Preventing someone from speaking does not in anyway make their ideology go away, especially when these people have access to the internet, and can reach far more people through it than they could on any street corner or college campus. If you think their beliefs are vile, wouldn’t it be better to let them publicly show their vileness? If you give the people you disagree with a platform to speak, you then have the opportunity to prepare yourself for debate, show up and publicly destroy your opponent peacefully with reasoning, facts and evidence. This is how you sway the public. This is how you make real change. If you make debate impossible you have not only silenced your opponent you have in turn silenced yourself. If you use fascist tactics to silence those you disagree with you have shown yourself to be a fascist. If you use defamation and insults to demonize and to silence your opponent you have shown yourself incapable of debate. Again, this is not how you win an argument.

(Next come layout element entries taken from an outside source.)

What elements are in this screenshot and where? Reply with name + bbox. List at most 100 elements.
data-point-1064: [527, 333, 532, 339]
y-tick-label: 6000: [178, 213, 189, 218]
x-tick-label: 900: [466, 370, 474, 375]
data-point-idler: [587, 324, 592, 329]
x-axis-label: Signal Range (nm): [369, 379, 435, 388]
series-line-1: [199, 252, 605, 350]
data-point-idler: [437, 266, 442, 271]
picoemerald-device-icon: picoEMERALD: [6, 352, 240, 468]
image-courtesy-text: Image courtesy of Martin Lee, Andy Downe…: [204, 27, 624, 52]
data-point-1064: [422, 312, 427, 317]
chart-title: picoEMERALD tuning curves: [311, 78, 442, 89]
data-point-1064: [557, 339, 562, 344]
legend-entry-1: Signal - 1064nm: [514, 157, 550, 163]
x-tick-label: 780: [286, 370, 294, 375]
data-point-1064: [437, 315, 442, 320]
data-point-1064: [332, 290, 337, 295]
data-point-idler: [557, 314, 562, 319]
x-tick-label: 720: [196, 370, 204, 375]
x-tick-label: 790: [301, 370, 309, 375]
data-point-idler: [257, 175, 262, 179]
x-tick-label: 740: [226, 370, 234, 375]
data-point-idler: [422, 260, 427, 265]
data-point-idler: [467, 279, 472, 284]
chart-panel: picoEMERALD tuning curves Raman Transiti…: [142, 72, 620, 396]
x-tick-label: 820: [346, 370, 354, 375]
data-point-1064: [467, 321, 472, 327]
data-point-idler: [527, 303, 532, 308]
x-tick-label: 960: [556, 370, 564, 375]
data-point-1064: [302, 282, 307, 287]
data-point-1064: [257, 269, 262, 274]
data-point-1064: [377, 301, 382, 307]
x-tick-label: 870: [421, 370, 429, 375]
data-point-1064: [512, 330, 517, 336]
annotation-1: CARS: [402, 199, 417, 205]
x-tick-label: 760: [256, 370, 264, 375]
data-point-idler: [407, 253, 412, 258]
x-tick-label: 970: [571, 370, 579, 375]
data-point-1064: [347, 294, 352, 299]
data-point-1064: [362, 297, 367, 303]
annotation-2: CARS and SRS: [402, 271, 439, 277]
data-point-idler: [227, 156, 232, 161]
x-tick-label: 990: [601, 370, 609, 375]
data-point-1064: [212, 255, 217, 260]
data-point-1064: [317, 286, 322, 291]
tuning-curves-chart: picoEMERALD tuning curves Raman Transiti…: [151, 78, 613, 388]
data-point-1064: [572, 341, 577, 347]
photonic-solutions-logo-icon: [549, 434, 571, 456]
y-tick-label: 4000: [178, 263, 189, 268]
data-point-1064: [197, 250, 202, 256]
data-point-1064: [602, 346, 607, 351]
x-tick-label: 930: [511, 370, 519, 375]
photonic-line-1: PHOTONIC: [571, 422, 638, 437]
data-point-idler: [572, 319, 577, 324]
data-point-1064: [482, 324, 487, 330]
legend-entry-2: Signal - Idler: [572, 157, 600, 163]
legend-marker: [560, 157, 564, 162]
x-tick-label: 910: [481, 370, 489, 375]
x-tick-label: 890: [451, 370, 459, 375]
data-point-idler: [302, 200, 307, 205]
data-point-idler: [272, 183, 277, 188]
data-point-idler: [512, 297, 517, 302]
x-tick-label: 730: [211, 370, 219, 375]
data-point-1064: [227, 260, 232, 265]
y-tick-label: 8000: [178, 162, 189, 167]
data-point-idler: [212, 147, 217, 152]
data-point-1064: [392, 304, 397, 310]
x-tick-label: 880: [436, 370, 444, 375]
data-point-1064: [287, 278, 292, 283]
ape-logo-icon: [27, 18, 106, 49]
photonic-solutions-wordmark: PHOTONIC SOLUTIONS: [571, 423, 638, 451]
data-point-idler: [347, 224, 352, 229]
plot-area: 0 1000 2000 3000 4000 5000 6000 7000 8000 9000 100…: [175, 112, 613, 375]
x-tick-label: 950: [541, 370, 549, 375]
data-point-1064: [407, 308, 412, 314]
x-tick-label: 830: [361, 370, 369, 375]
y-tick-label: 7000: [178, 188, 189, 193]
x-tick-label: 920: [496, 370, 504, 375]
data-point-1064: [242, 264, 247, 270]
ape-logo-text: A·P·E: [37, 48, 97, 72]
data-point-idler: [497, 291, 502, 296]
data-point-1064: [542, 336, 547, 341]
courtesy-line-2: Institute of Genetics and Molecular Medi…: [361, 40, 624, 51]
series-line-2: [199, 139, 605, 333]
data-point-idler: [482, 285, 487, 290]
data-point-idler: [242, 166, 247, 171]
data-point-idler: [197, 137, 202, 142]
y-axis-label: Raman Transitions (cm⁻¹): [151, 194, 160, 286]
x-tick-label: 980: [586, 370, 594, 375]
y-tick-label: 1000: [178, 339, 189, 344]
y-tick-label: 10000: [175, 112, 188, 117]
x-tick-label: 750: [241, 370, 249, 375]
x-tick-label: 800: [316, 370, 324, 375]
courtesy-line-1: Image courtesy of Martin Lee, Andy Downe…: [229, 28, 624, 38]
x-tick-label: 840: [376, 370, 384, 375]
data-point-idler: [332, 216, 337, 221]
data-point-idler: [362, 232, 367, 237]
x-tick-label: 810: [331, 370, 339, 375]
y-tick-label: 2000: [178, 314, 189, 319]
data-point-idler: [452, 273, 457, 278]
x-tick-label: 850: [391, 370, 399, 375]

I personally have always been fairly uncomfortable with confrontation. I don’t feel the need to always be right, and I will not argue over trivial slights or disagreements, but there are times when my comfort becomes unimportant, where freedom of expression, freedom of speech, and the importance of civil, open and public debate outweighs feelings. It is only through free speech and debate that we can truly put our ideas to the test. Be wary of insulating yourself in an ideological echo chamber. Once you have silenced everyone else no progress can be made, you’re simply talking to yourself. Be wary of laws, groups and individuals that attack our first amendment rights. However good their intentions may be at first this can only lead us down a pernicious and dangerous road to an Orwellian state where none of us have a voice. Be wary of identity politics used to divide us. You are more than the color of your skin. You are more than your sexual orientation, your social class, your religion or atheism. You are more than your gender, and you are certainly more than your political party affiliation. Remember that you are an individual, and that we are all human beings. So let us act humanly to our brothers and sisters. Let us show civility towards those we would otherwise disdain. Let us respect ourselves and others enough to conduct ourselves with dignity, and then lets meet on the public square and debate, not with the intention to win for the sake of winning, but instead with an open mind, the humility necessary to listen, and the goal of making our society better.